Bunlar, ebediyete kadar insanları zehirleyip duracaklar mı? Dünyayı tarih boyunca idare eden insanlara da, şimdi idare edenlere de kırgınım. Bilhassa batılı efendiler, aşırı beslenme yüzünden zayıflamaya çalışırken, dünyanın pek çok yerinde açlıktan ölen bebeklerin ve yoksulların, zenginlerin besledikleri köpekler kadar var olma hakkına sahip değiller. Yanlış anlaşılmasın doğal ortamında yaşayan ve bakılan hayvanlara sözümüz yok. Ama ne olur birazda insanlara verin! Haçlı savaşlarında katlettikleri insanlar yetmezmiş gibi, o yıllardan bu yana, yazdıkları kötü senaryoları fırsat buldukça hemen uygulamaya ve hayata geçirmeye çalışıyorlar.

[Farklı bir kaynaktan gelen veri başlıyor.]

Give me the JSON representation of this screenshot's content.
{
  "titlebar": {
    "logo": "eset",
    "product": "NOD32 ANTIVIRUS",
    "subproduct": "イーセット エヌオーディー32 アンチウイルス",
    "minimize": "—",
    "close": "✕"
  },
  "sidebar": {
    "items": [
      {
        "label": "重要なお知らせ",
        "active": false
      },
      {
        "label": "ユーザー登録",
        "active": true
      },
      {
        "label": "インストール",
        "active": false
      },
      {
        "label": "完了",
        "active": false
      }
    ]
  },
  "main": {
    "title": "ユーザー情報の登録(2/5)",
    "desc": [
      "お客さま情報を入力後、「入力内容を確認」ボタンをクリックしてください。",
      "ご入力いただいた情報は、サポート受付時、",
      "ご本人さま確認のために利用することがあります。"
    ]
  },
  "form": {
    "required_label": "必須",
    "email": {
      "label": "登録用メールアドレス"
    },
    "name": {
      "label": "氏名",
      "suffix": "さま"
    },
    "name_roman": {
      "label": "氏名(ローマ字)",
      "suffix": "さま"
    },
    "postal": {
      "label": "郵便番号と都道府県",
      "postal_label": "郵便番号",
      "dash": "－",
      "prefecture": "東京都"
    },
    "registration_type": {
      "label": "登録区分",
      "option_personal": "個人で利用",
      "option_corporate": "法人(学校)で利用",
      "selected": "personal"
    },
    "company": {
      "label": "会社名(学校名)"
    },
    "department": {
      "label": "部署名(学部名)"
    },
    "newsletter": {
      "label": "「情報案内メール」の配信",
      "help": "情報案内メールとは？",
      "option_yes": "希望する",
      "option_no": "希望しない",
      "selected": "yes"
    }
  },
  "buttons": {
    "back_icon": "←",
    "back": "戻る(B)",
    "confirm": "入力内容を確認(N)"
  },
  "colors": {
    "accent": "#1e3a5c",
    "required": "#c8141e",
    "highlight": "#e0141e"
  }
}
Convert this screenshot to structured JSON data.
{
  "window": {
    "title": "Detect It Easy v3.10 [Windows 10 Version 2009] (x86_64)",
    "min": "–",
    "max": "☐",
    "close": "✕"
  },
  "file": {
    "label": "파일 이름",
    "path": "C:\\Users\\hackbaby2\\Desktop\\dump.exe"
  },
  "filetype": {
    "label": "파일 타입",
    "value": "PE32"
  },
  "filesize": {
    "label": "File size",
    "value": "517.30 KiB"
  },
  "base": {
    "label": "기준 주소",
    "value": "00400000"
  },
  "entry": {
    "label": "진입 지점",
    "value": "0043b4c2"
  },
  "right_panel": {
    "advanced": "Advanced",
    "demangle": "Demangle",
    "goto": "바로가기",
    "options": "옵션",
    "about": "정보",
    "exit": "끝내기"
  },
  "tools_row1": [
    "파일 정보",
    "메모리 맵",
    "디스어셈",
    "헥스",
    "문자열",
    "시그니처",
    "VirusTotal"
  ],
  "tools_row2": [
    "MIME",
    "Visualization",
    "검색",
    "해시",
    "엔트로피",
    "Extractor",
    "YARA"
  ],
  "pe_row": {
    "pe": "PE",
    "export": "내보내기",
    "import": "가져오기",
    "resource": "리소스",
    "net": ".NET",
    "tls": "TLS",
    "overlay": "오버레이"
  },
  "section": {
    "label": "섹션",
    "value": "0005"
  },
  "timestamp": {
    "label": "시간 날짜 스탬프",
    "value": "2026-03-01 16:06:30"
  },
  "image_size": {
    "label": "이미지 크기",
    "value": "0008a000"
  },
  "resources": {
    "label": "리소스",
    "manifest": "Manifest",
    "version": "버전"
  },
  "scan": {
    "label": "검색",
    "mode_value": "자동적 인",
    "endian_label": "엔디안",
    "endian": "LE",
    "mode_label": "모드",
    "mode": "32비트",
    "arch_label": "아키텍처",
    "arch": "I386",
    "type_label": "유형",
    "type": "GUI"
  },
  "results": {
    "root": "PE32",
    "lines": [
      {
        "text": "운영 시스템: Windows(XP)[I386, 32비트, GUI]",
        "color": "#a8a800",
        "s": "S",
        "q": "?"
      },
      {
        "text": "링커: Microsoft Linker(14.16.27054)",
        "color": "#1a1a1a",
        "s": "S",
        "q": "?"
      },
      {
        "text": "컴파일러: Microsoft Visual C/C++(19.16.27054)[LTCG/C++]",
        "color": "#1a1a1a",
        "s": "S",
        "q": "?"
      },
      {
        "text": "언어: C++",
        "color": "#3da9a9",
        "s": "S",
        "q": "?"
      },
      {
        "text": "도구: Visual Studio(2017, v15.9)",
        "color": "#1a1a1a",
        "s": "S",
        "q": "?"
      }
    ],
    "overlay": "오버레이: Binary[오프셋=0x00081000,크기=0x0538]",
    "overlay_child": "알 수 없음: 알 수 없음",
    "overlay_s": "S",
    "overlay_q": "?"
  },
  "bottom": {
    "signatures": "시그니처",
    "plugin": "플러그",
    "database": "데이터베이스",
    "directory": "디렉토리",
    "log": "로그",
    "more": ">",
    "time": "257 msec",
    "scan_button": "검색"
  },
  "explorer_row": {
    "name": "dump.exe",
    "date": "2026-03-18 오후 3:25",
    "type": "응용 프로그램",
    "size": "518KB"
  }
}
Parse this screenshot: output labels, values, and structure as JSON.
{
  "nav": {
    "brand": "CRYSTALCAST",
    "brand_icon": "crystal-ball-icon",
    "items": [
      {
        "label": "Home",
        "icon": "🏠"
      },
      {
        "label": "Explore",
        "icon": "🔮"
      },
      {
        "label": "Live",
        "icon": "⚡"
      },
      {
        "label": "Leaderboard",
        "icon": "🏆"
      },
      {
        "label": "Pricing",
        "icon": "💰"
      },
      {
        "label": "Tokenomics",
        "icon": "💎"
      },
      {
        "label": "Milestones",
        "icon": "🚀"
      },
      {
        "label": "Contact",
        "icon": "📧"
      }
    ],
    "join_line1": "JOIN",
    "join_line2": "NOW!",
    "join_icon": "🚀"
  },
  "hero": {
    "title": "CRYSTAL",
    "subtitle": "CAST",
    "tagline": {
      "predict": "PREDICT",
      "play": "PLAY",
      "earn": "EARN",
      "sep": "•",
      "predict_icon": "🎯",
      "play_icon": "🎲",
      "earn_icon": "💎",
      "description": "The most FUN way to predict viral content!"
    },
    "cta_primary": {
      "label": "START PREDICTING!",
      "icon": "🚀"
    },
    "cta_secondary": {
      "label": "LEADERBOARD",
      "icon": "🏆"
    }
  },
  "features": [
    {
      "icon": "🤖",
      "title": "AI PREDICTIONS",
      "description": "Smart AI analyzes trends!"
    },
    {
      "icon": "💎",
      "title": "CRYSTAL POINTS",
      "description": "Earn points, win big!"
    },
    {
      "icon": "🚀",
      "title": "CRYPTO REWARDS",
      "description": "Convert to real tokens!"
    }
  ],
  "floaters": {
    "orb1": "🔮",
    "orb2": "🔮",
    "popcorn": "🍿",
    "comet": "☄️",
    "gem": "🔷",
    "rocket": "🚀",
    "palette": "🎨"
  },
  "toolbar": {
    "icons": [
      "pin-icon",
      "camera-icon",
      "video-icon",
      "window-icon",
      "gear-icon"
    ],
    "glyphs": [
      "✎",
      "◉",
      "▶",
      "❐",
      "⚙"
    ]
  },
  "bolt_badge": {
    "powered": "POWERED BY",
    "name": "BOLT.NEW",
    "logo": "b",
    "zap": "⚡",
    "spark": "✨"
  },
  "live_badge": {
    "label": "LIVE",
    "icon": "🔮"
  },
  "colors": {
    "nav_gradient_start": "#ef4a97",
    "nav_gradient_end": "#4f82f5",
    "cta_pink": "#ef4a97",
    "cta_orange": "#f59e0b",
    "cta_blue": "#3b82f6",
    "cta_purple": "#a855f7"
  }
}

Kendilerine uymayan bir şey olunca hemen dişlerini gösterip terör diye kınama yapıyorlar ama, kendileri başkalarına soykırım yapınca terör olmuyor.Daha üzerinden 100 yıl bile geçmedi. Libya'da İtalyanlar tarafından içme suyu kuyuları toprakla dolduruldu ve zehirlendi, milyonla insan susuzluktan öldürüldü ve bu mazlumlar kimin topraklarında saldırıya uğradılar? Bunlar soykırım değil mi? Bunların ne düşündüklerini şeytan bile bilemez. Evrenin insanlara bir dost olduğunu inanmayı sürdüren bir dinin yolundan gidelim istiyorum. Artık savaşlar olmasın. Hepimizin dünya için yapacağımız özel işlerimiz dururken, neden savaşlarla boş yere insanlar ölsün ve vaktimizi boşuna ziyan edelim? Bu gezegene biz savaşmak için gelmedik... Derken, adeta"Sokratesin isyanı" olarak, etrafta yankılanıyor.